The Colony hasn't had to deal with any of its hotels pulling a bait and switch, but city officials want to make sure that never happens.

Tuesday the City Council discussed ways to tighten its ordinances so that if an existing hotel or a new hotel changes companies, or flags, the city won't have a product it doesn't want. 

“We had an issue where we had a hotel that is going to change flags,” City Manager Troy Powell said. “Luckily in this case it's not a bad change, so it's not a concern. But what we decided is in the future what if someone wanted to go from the hotel that we approved to, let's say, an extended stay, which we're not interested in.”

Powell said the idea is to have something in the city’s ordinances to where if a hotel changes flags or the designation of what it's supposed to be, the city has the ability to prevent, when possible, the hotel that was approved from turning into something else.

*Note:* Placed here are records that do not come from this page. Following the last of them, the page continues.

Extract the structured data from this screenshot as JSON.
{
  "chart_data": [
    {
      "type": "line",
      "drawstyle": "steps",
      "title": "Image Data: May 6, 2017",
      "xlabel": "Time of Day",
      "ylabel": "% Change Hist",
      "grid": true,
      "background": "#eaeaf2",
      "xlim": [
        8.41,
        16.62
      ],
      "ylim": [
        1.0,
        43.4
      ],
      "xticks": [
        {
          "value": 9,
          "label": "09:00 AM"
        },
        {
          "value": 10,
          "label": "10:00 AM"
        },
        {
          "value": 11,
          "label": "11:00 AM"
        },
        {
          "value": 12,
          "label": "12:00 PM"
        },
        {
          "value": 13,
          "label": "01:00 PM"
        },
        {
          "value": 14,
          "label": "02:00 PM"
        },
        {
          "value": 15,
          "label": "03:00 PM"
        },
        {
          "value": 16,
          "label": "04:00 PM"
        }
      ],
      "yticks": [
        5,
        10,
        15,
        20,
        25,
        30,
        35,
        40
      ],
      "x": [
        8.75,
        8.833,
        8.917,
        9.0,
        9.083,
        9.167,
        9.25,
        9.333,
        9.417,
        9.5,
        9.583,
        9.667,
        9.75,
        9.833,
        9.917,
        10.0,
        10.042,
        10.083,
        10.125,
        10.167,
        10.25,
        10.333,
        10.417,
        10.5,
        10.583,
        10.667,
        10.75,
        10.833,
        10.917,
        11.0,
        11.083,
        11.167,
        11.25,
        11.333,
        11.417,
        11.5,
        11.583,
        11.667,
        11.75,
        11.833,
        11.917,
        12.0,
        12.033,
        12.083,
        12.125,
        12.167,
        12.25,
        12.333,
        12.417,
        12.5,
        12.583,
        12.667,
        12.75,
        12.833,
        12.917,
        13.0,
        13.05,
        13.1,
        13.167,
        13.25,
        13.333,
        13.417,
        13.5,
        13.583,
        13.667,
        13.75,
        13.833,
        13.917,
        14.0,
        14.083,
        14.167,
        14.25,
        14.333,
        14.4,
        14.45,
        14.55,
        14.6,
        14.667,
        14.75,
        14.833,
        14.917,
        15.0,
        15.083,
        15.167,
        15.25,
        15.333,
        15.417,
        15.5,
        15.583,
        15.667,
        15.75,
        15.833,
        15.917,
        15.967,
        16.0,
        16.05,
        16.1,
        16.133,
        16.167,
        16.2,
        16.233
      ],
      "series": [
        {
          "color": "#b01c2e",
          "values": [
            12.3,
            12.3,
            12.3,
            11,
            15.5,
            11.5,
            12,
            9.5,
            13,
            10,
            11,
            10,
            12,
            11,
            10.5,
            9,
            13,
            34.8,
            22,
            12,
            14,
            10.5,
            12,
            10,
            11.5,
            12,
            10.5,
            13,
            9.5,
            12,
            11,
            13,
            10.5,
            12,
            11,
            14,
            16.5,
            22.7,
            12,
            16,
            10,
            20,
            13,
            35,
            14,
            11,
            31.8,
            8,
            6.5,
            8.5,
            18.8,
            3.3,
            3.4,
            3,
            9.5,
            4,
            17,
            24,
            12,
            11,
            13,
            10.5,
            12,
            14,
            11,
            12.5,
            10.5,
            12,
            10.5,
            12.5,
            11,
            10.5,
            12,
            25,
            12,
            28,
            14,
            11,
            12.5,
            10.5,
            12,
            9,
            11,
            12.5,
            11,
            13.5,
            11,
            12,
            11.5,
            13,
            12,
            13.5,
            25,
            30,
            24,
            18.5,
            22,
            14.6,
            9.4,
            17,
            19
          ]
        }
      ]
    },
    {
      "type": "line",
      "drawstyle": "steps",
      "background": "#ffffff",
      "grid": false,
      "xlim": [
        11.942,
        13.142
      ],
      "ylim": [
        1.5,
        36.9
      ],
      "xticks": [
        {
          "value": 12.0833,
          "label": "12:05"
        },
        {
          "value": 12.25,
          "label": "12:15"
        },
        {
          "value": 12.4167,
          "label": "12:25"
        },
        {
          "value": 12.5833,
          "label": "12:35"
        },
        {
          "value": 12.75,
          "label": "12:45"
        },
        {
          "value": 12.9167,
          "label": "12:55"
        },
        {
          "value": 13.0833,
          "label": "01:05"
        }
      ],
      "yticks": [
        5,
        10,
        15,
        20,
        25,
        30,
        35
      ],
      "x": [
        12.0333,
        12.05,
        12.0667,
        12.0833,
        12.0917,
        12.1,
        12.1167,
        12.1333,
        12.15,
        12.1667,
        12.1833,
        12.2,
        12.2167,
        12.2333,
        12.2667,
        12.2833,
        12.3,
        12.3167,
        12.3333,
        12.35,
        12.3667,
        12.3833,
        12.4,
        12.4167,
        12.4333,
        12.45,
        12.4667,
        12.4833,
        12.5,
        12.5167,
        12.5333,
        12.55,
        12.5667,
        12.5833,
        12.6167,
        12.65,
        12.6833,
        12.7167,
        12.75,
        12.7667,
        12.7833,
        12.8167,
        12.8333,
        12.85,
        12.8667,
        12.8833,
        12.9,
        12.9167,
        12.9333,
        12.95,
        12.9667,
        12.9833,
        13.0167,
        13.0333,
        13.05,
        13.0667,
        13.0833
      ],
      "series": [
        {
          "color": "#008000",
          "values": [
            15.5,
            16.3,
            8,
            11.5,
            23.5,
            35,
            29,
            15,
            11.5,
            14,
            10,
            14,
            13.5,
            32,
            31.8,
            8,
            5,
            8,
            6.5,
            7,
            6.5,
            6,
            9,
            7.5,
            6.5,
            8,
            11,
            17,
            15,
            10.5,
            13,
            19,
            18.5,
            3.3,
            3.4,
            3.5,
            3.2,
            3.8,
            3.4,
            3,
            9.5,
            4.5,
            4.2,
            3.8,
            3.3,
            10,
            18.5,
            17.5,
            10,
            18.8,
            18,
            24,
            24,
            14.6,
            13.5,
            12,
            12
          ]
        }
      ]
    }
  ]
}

He said the ordinances outline the types of amenities the city wants its hotels to have, but those amenities can be defined differently based on the hotel brand.

Councilman Richard Boyer said there are three scenarios he wants the ordinance amendments to address. One of those is when an approved hotel changes flags before it opens, such as what happened recently. Powell said this time the city got lucky.

“But even if we weren’t, it doesn’t look like there’s much we could have done about it,” Boyer said. “And that's what we want to be able to consider.”

Boyer said the other issues have to do with existing hotels.

“When standards start to drop in hotels and a hotel loses its flag, they aren't always able to jump to another flag,” Boyer said. “So you'll go from a hotel that was approved to a … ‘Tom's Hotel.’ And it'll be that way until they can get another flag.”

Boyer said another question is if the city should be concerned when hotels go from one flag to another.

“Are there service tiers that we care about that are associated with flags?” he said. “Or if you're offering the same identical services, maybe it's a flag you wouldn't necessarily associate with what we would normally require, yet they plan to continue with the same limited service hotel that they do now.”

Powell said the city's ordinance requires hotels to have certain amenities, such as pools and a covered drop-off area.

“There are certain hotel flags that our current hotels could switch to where they wouldn't have to continue use of a pool,” Powell said. “They could literally close it down. There are a lot of things we require in our ordinance that other flags don't require from those hotels.”

Powell said while the city can't require the hotel company to get the city’s permission when changing flags, he wants to make sure the ultimate flag adheres to the city's ordinance.

Jeff Moore, the city attorney, said one challenge is that it's a zoning issue, in this case it’s a hotel use. However, Moore said he will explore what other cities have done to see if any of the concerns can be addressed.

One idea is to tie a specific use permit (SUP) requirement for extended stay hotels.

“I think one of the concerns is someone comes in, gets an SUP for a hotel and then immediately switches it to an extended stay, even though that’s not what was approved,” Powell said. “So how can we keep that from happening?”

The council is expected to revisit the item in a future meeting.